Unprompted, during an interview, he recited up a comprehensive list of leading U.S. law firms who let lawyers defend detainees – and said corporate executives “are going to make those law firms choose between representing terrorists or representing reputable firms.”
Legal groups and some newspaper editorials swiftly condemned the comments as being at odds with the bedrock American principle of free or pro-bono representation.
Six days later, Stimson apologized in a three-paragraph letter to The Washington Post, renouncing his own remarks as at odds with his “core values.” He never explained the first statement, nor the retreat.
And, despite a Pentagon disavowal, his behavior became in some legal circles inextricably linked to the ongoing tug of war over the limits of the rights of Guantanamo detainees.

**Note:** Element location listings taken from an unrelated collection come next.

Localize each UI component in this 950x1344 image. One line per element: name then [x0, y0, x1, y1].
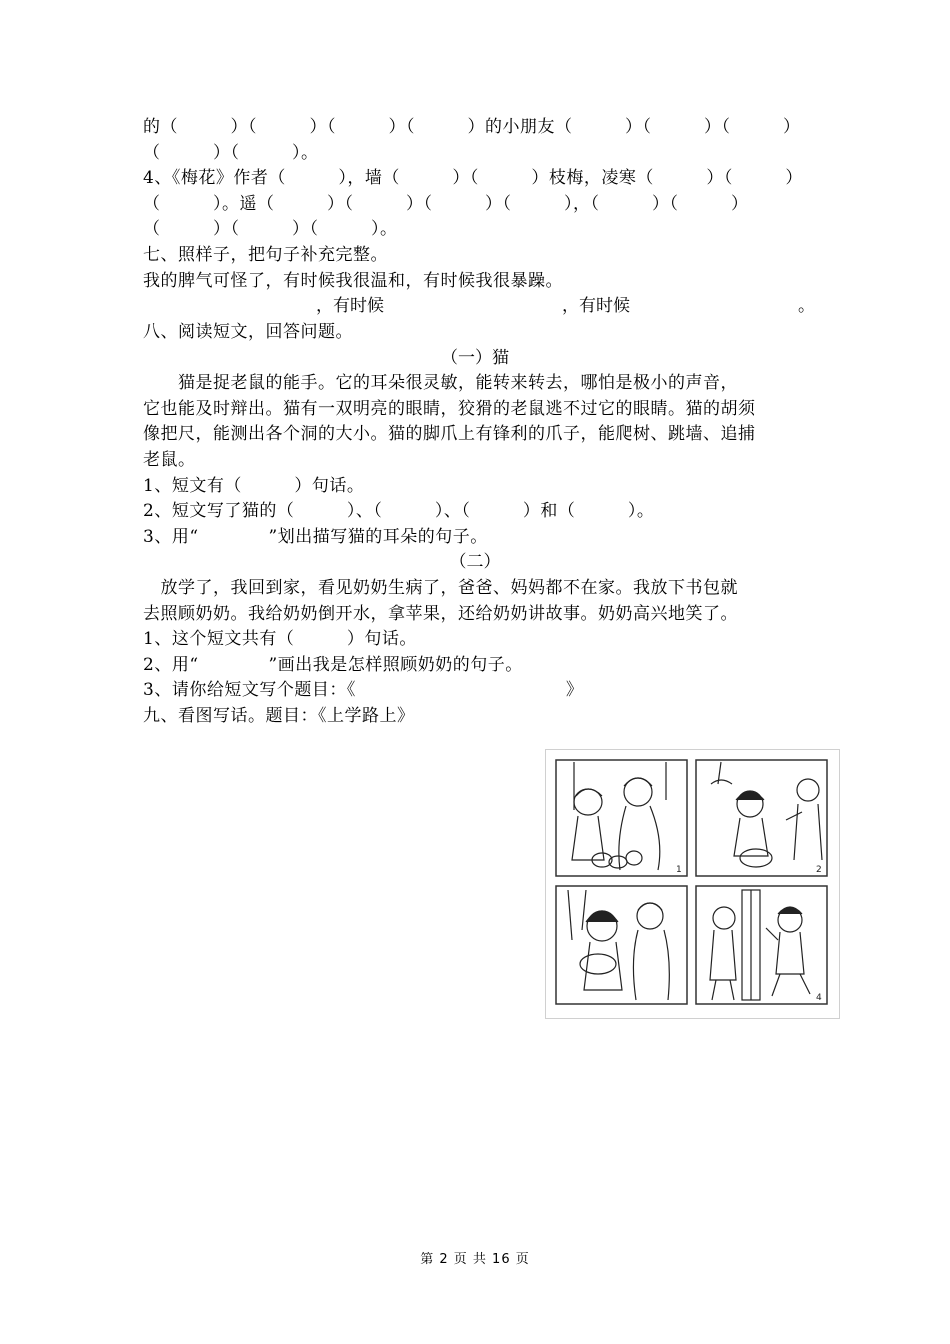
panel-number: 1 — [676, 865, 682, 875]
fill-end: 。 — [798, 296, 815, 316]
fill-text: ，有时候 — [562, 296, 630, 316]
question: 3、请你给短文写个题目：《 》 — [143, 680, 584, 700]
comic-panel-2 — [696, 760, 827, 876]
text-line: （ ）（ ）。 — [143, 143, 319, 163]
question: 2、短文写了猫的（ ）、（ ）、（ ）和（ ）。 — [143, 501, 655, 521]
panel-3-figures — [568, 890, 669, 1000]
passage-line: 去照顾奶奶。我给奶奶倒开水，拿苹果，还给奶奶讲故事。奶奶高兴地笑了。 — [143, 604, 738, 624]
passage-line: 猫是捉老鼠的能手。它的耳朵很灵敏，能转来转去，哪怕是极小的声音， — [143, 373, 738, 393]
panel-4-figures — [710, 890, 810, 1000]
text-line: 的（ ）（ ）（ ）（ ）的小朋友（ ）（ ）（ ） — [143, 117, 801, 137]
example-sentence: 我的脾气可怪了，有时候我很温和，有时候我很暴躁。 — [143, 271, 563, 291]
question: 1、这个短文共有（ ）句话。 — [143, 629, 417, 649]
text-line: 4、《梅花》作者（ ），墙（ ）（ ）枝梅，凌寒（ ）（ ） — [143, 168, 803, 188]
passage-line: 像把尺，能测出各个洞的大小。猫的脚爪上有锋利的爪子，能爬树、跳墙、追捕 — [143, 424, 756, 444]
question: 3、用“ ”划出描写猫的耳朵的句子。 — [143, 527, 488, 547]
section-title: 九、看图写话。题目：《上学路上》 — [143, 706, 415, 726]
question: 1、短文有（ ）句话。 — [143, 476, 365, 496]
panel-number: 4 — [816, 993, 822, 1003]
page-footer: 第 2 页 共 16 页 — [420, 1252, 530, 1267]
text-line: （ ）（ ）（ ）。 — [143, 219, 398, 239]
fill-text: ，有时候 — [316, 296, 384, 316]
section-title: 七、照样子，把句子补充完整。 — [143, 245, 388, 265]
section-title: 八、阅读短文，回答问题。 — [143, 322, 353, 342]
passage-line: 老鼠。 — [143, 450, 196, 470]
comic-panel-1 — [556, 760, 687, 876]
comic-panel-4 — [696, 886, 827, 1004]
panel-number: 2 — [816, 865, 822, 875]
panel-2-figures — [711, 762, 822, 867]
comic-illustration — [545, 749, 840, 1019]
passage-title: （二） — [449, 552, 501, 572]
passage-line: 它也能及时辩出。猫有一双明亮的眼睛，狡猾的老鼠逃不过它的眼睛。猫的胡须 — [143, 399, 756, 419]
passage-line: 放学了，我回到家，看见奶奶生病了，爸爸、妈妈都不在家。我放下书包就 — [143, 578, 738, 598]
question: 2、用“ ”画出我是怎样照顾奶奶的句子。 — [143, 655, 523, 675]
text-line: （ ）。遥（ ）（ ）（ ）（ ），（ ）（ ） — [143, 194, 749, 214]
passage-title: （一）猫 — [441, 348, 509, 368]
panel-1-figures — [572, 762, 666, 870]
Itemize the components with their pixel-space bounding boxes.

The San Francisco Bar Association asked the state bar to open disciplinary proceedings against Stimson, up to and including being disbarred, because of his position over detention issues.
And Miami defense attorney Neal Sonnett predicted it would be a hot topic at next week’s American Bar Association winter meeting – as well as other detainee rights topics.
Friday night, he said, even Stimson’s resignation would not “quell the interest in the broader issues of due process and fair treatment and the right for detainees to have their day in court.”
On Capitol Hill, meantime, Sen. Patrick Leahy, D-Vt., a lawyer and chairman of the Senate Judiciary Committee, hailed the resignation.
“Mr. Stimson undermined his own effectiveness with his reprehensible comments that showed a lack of commitment to foundational principles of our law and legal system,” said Leahy.